Батай высказывал мысль о необходимости появления сообществ избранных, что призваны стать строителями империи, которые бы знали ради чего стоит жить и ради чего стоит умирать. Это было бы «обществом заговорщиков», трагичным обществом, а трагедия, как известно, имеет своим истоком дионисийские братства. «...мир трагедии — это мир вакханок, — рассказывает Батай. — Кайуа говорит также, что одной из целей «тайного общества» является достижение коллективного экстаза и смерти от пароксизма. Империя трагедии не может быть реальностью подавленного и угрюмого мира»218
. И совершенно поразительная фраза: «В конце концов, империя будет принадлежать тем, кто будет так разбрасываться жизнью, что полюбит смерть»219. Субъектом истории новой политической идеологии Батая становится не индивидуум, как в случае либерализма, ни класс и даже ни государство (или раса), как в коммунизме и фашизме, но трагическое сообщество. Прообразом такого сообщества был тайный союз «Ацефал». Не следует забывать, что он имел отношение не только и не столько к политической области, сколько к области религиозной, ибо изначально главной целью Жоржа Батая было создание новой религии.В июле 1937 года в журнале «Ацефал» появляется «Заявление об основании «Коллежа Социологии». Первое его заседание прошло 20 ноября. Был прочитан доклад Батая и Кайуа «Социология сакрального и отношения между «обществом», «организмом» и «существом». Возникновение Коллежа началось с категорического отказа от политики и литературы, — единственным ориентиром признавалась наука, а если говорить точнее, та наука, предметом которой был «отталкивающий аспект сакрального» (или как говорил Монро, «жгучие сюжеты»).
Основатели Коллежа Социологии, солидаризируясь с «сюррационализмом» Гастона Башляра, избрали иной метод — неосторожность. Необходимо мыслить опасно, сделать ставкой свой собственный разум, ибо «риск разума должен быть всеобщим». На познание не существует никаких запретов. Мышление — это довольно опасный процесс. Мыслить — значит рисковать, так как в «царстве мысли неосторожность является методом». Продолжая исследования таких известных социологов, как Эмиль Дюркгейм, Люсьен Леви-Брюль и Марсель Мосс, члены Коллежа Социологии ставили перед собой непростую задачу — исследование сакральных феноменов, а также осмысление связи природного и общественного мира. Роже Кайуа утверждал, что регенерация сакральных явлений была, пожалуй, фундаментальной целью основателей Коллежа. К сожалению, приходится признавать, что внутри коллектива имел место неразрешимый конфликт: столкновение различных точек зрения на проект «сакральной социологии», в конечном счете, стал причиной раскола. Мишель Лей-рис предлагал устранить всякую двусмысленность и продолжать исследования в рамках официальной науки, что шло вразрез с планами как самого Батая, так и его друга Роже Кайуа. Коллеж Социологии должен был объединить конгениальных друг другу личностей, видевших свою задачу в сакрализации социологии, возведении этой науки в статус сакральной доктрины.
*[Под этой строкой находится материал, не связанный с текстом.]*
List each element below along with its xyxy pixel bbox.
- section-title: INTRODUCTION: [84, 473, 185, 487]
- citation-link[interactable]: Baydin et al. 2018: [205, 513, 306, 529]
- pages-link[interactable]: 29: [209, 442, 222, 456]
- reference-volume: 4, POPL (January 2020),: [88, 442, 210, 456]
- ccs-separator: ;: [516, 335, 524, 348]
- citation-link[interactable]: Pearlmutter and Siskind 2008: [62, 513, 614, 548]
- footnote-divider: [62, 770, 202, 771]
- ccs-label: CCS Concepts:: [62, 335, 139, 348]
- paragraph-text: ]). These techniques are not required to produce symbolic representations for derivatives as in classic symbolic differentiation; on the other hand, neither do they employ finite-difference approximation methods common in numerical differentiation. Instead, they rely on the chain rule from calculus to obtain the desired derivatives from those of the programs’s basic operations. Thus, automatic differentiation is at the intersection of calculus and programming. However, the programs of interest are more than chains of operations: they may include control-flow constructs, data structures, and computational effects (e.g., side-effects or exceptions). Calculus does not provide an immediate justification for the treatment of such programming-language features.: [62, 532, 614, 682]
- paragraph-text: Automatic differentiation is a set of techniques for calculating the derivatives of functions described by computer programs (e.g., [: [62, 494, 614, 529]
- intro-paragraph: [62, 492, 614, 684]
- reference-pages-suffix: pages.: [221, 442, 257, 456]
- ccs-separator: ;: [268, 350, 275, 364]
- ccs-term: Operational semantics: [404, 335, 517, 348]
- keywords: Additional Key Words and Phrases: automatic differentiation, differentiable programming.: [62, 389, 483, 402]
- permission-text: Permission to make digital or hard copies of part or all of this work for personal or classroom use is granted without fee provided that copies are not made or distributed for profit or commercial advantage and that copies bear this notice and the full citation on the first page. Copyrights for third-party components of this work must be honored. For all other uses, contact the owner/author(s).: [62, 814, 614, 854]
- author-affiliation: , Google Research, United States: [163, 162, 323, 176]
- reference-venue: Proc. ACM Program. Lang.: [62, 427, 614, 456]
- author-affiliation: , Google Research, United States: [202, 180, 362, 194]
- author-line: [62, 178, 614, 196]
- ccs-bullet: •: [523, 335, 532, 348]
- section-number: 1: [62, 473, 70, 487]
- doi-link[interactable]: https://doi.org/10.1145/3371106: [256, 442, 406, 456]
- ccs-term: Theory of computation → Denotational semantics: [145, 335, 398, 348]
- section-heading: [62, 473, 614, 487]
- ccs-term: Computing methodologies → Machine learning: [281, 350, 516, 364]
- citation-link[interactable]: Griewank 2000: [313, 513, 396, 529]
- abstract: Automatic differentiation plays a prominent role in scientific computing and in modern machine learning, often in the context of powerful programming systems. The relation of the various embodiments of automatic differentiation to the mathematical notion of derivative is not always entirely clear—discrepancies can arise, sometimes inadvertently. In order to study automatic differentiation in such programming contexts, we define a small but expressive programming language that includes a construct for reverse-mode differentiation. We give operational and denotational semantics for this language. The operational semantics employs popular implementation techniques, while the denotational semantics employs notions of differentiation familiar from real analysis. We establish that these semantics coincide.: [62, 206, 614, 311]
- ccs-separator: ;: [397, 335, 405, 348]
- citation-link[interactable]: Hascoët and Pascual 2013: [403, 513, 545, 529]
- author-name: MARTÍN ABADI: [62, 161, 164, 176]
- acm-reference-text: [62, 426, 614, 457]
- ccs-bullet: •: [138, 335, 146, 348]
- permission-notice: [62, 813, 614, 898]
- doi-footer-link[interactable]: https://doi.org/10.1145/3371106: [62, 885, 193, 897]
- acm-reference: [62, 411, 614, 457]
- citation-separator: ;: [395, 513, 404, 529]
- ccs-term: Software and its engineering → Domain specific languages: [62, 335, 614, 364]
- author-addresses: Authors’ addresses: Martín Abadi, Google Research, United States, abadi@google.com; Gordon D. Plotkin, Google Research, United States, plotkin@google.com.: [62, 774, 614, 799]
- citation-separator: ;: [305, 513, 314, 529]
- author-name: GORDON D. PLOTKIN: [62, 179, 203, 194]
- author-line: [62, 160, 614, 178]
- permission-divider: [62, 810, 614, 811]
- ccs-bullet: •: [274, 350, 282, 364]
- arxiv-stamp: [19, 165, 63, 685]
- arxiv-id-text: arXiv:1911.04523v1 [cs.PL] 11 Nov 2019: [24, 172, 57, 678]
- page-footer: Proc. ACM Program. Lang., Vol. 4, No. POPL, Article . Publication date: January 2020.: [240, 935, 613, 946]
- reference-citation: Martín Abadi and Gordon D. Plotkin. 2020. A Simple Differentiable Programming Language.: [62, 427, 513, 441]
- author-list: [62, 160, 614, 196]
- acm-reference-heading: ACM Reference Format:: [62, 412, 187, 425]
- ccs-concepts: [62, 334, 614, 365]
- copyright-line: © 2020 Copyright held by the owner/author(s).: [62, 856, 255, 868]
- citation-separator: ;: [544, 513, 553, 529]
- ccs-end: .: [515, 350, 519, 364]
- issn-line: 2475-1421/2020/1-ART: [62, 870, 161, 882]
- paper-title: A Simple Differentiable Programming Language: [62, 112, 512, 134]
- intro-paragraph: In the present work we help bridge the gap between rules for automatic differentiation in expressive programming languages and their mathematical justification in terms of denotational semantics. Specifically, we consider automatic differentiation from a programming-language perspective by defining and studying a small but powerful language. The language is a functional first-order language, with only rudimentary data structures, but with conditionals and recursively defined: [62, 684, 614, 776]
Чтобы приблизиться к пониманию того, что хотел сказать нам Ацефал, обратимся, наконец, к знаковой фигуре и главному персонажу одноимённого журнала, Фридриху Ницше, настолько хорошо знавшему Ариадну, что лишь благодаря ему мы сможем выйти из философского лабиринта Ацефала. С Ницше Батай вёл постоянные «диалоги», доходящие до полного отождествления с немецким философом. Об Ацефале он писал: «Мифологически Ацефал выражает суверенность, обращенную на разрушение, смерть Бога, и в этом отношении отождествление с безглавым человеком сочетается и сливается с отождествлением сверхчеловеческого, которое всецело есть «смерть Бога»220
. Так, сверхчеловеческое возможно лишь после «смерти Бога», ибо, как гласит изречение Ницше, «сверхчеловек есть победитель Бога и ничто». Сверхчеловек возникнет подобно молнии, когда пустыня расширится до размеров вселенной и поглотит собою всё человечество, обречённое стать мостом, сжигаемым сразу после его перехода (bbergang). Перехода к сверхчеловеку. Сверхчеловек в мифологии Батая — ацефалический, «безглавый», «безначальный»327, нерождённый. Но в книге «Так говорил Заратустра» Ницше говорит не просто о явлении сверхчеловека после смерти бога, — он возвещает о смерти всех богов. По Ницше, Сверхчеловек приходит в обезбоженный, опустыненный мир221.